Fakat İnananların psikolojisi daha iyi diye bir yargı baştan yanlıştır.
Katil olanlar hırsızlık yapanlar ticarette hile yapanlar aldatanlar eşlerini aldatanların trafikte birbirini boğazlayacak duruma gelenlerin hepsi inanmayanlar mı? Elbette hayır diyeceksiniz.
O halde İnsanın psikolojisini şunlar iyi şunlar kötü diye ayırmaya çalışmak
biryerlerden birşeyler elde etmek içindir.
Elbette engellilerden namaz kılmak isteyenlerin kılışlarını kolaylaştırmak olumludur.Fakat karnını doyuracak politikalarda üret dünyayı hayatı anlayacak politikalarda üret bir arkadaşı ile buluşup konuşmasını sağlayacak dört duvar arasından çıkartacak politikalarda üret.
Üret ki İnsanlar eşit olsun ...
Bu politikaları kimin hangi duygu ve düşünce ile ürettiği bir başkasının yaşam hakkını daraltmıyorsa onun onurunu hiçe saymıyorsa vb.bir önemi yok.
aydın yarınlar...
 
daha çok ailesinden birinin günahına karşılık düşünülen şeklide vardır . yani şu şöyle yaptı ondan bu da böyle oldu gibi cahil toplumlarda görülen şekli .
 
Arkadaşlar size bir hadisi anlatmaya çalışayım

Medinede özürlü bir sahabe varmış. Özründen dolayı topluma çıkmaktan çekiniyormuş. Birgün medine pazarında Efendimiz kendisini görmüş ve arkasından yaklaşarak gözlerini kapamış. Pazarda şöyle seslenmiş bir kölem var onu benden kim satın alır diye seslenir. Sahabe onu sesinden ve kokusundan tanır ve şöyle der.
Vallahi bu köle beş para etmez ya resulullah der. Efendimiz hemen şaka konumundan çıkar ve topluluğa şöyle seslenir.
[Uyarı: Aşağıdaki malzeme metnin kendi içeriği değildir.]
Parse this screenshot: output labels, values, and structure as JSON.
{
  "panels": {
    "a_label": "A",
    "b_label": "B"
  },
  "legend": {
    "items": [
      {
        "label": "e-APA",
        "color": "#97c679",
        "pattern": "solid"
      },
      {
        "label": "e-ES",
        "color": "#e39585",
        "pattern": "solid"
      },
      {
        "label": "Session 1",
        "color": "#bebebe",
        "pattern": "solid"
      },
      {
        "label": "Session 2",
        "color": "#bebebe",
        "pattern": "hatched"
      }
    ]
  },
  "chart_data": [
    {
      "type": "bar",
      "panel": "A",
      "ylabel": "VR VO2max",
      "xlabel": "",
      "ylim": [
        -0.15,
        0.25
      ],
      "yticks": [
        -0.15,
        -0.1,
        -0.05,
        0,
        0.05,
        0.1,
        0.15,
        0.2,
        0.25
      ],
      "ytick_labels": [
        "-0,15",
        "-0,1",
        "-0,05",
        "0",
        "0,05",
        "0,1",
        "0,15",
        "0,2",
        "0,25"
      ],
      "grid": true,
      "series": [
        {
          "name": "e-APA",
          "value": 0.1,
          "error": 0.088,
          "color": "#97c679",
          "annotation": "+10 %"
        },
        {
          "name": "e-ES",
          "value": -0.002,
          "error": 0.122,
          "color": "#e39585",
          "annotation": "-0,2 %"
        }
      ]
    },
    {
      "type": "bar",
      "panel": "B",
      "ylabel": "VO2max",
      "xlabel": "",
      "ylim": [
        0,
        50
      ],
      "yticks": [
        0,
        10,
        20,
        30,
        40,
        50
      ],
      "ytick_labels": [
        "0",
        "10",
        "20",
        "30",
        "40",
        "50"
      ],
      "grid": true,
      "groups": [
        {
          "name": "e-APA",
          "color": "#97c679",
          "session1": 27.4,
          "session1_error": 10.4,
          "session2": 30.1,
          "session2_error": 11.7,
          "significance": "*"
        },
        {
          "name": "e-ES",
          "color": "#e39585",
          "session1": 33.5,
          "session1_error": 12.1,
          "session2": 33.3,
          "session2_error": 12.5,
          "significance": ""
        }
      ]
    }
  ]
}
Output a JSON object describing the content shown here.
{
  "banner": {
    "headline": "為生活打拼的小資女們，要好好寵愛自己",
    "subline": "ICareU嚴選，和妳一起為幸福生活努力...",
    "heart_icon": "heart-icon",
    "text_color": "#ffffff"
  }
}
Allaha yemin olsun ki bu zat Allahın ve Resulünün nazarında pahabiçilemezdir.(Çok değerli
dir. der.)

Allah rametini dilediği gibi dağıtır. O her işinde merhametlidir.
 
HASTALIKLA İLGİLİ HADİS *

* İbni Mesüd den şöyle rivayet edilmişdir

* Peygamberin yanma gitdim.O sıtmaya tutulmuşdu.
- Ey Allahın Resulü,siz şiddetli bir sıtmaya tutulmuşsunuz, dedim.
Resulu Ekrem :
- Evet, ben sizden iki kişinin sıtmaya tutulmasındaki acı ve ateşe tutulmuş gibi sıtmalanıyorum buyurdu. Ben:
- Bu size iki kat ecir olduğu için mi? dedim. Resülüllah :
- Evet, öyledir. Herhangi bir mümine diken batması veya daha fazlası dokunsa, Allah buna karşılık onun kötülüklerini örter.Ağacın yaprağını döktüğü gibi günahları dökülür
 
Ben de böyle bir düşünceye kesinlikle karşıyım, engelli olmak ilahi bir ceza değildir. bu konuda tartışmaya girecek kadar dini bilğiye sahip değilim ama düşündüğüm budur...
 
Şu yalan dünyada herkes gelip geçici olduğuna göre, insanlar kendi meselelerini bırakıp allahın işine ne karışırlar bilmem ki. insanı allah yaratmış ona ruh vermiş ve de emanet etmişise insanı canabi allah yönetiyorsa bana verdiği engeli senin neyıne de öyledir böyledir diye yorumluyorsun demekki senim inancından sorunun var. beni yaratan bana ne layıksa ve de neyi layık görmüşüse ona razı olmak zorundayım.
Eyüp peyganberin diline kurt düşmüş de gine allahım sana şükürler olsun demiş. benim düşüncem nasıl yaratılmışısak başımıza gelenede öyle razı olmamızdır gerisi boş
 
En Güzel Cevap bence bu

Kâfirûn SURESİ

1. Ey Muhammed! De ki: "Ey kafirler!
2. "Ben sizin taptıklarınıza tapmam."
3. "Benim taptıgıma da sizler tapmazsınız."
4. "Ben de sizin taptığınıza tapacak dağilim."
5. "Benim taptığıma da sizler tapmıyorsunuz."
6. "Sizin dininiz size, benim dinim banadır."